Market Share Analysis
The Market Share Analysis is a comprehensive tool that provides an insightful and in-depth examination of the current state of vendors in the Motor Lamination Market. By meticulously comparing and analyzing vendor contributions in terms of overall revenue, customer base, and other key metrics, we can offer companies a greater understanding of their performance and the challenges they face when competing for market share. Additionally, this analysis provides valuable insights into the competitive nature of the sector, including factors such as accumulation, fragmentation dominance, and amalgamation traits observed over the base year period studied.
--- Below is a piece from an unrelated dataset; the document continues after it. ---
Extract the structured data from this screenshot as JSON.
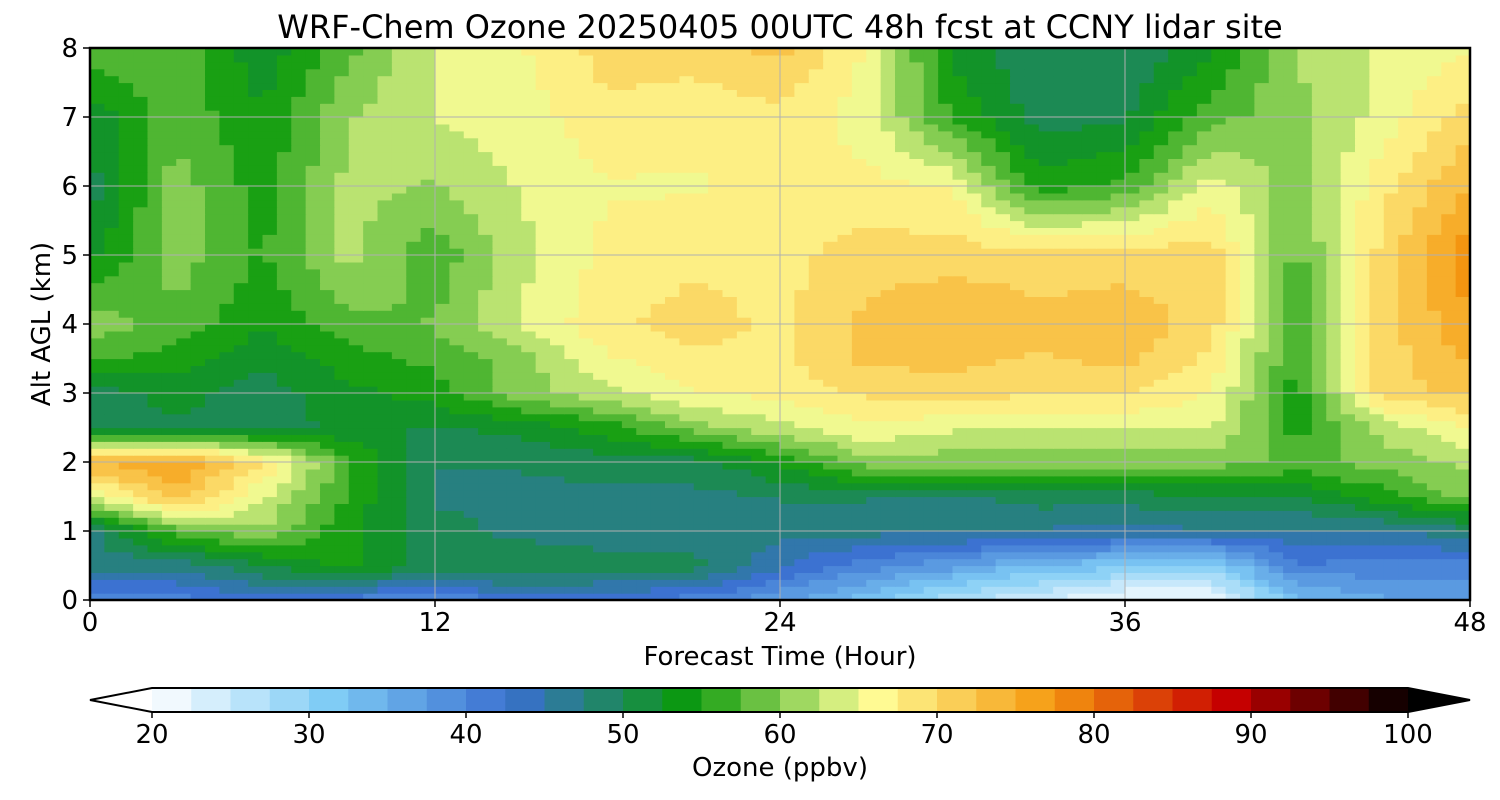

With this expanded level of detail, vendors can make more informed decisions and devise effective strategies to gain a competitive edge in the market.
Key Company Profiles
The report delves into recent significant developments in the Motor Lamination Market, highlighting leading vendors and their innovative profiles. These include ABB Ltd, Aichi Steel Corporation, ANDRITZ Kaiser GmbH, Arnold Magnetic Technologies, Brandauer, Coleherne Engineering Ltd., El-Met Parts, Foshan Shunge Steel Trading Co., Ltd., Godrej & Boyce Manufacturing Company Limited, Hidria d.o.o., Hitachi Energy Ltd., HV Wooding Ltd., Johnson Electric Holdings Limited, Lammotor, LCS Company, Magcore Lamination India Pvt Ltd, Midland Tool Design Limited, Mitsubishi Electric Corporation, Motor Components Ltd., Nidec Corporation, Photofab Limited, Precision Micro Ltd., Schneider Electric SE, Shenzhen Jiaye Industrial Equipment Co., Ltd., Siemens AG, Sinotech, Inc., Tempel, Thomson Lamination Company, Inc., Toshiba Corporation, and Yaskawa Electric Corporation.
Market Segmentation & Coverage
1. Market Penetration: It presents comprehensive information on the market provided by key players.
2. Market Development: It delves deep into lucrative emerging markets and analyzes the penetration across mature market segments.
3. Market Diversification: It provides detailed information on new product launches, untapped geographic regions, recent developments, and investments.
4. Competitive Assessment & Intelligence: It conducts an exhaustive assessment of market shares, strategies, products, certifications, regulatory approvals, patent landscape, and manufacturing capabilities of the leading players.
5. Product Development & Innovation: It offers intelligent insights on future technologies, R&D activities, and breakthrough product developments.
1. What is the market size and forecast of the Motor Lamination Market?
2. Which products, segments, applications, and areas should one consider investing in over the forecast period in the Motor Lamination Market?
3. What are the technology trends and regulatory frameworks in the Motor Lamination Market?
4. What is the market share of the leading vendors in the Motor Lamination Market?
5. Which modes and strategic moves are suitable for entering the Motor Lamination Market?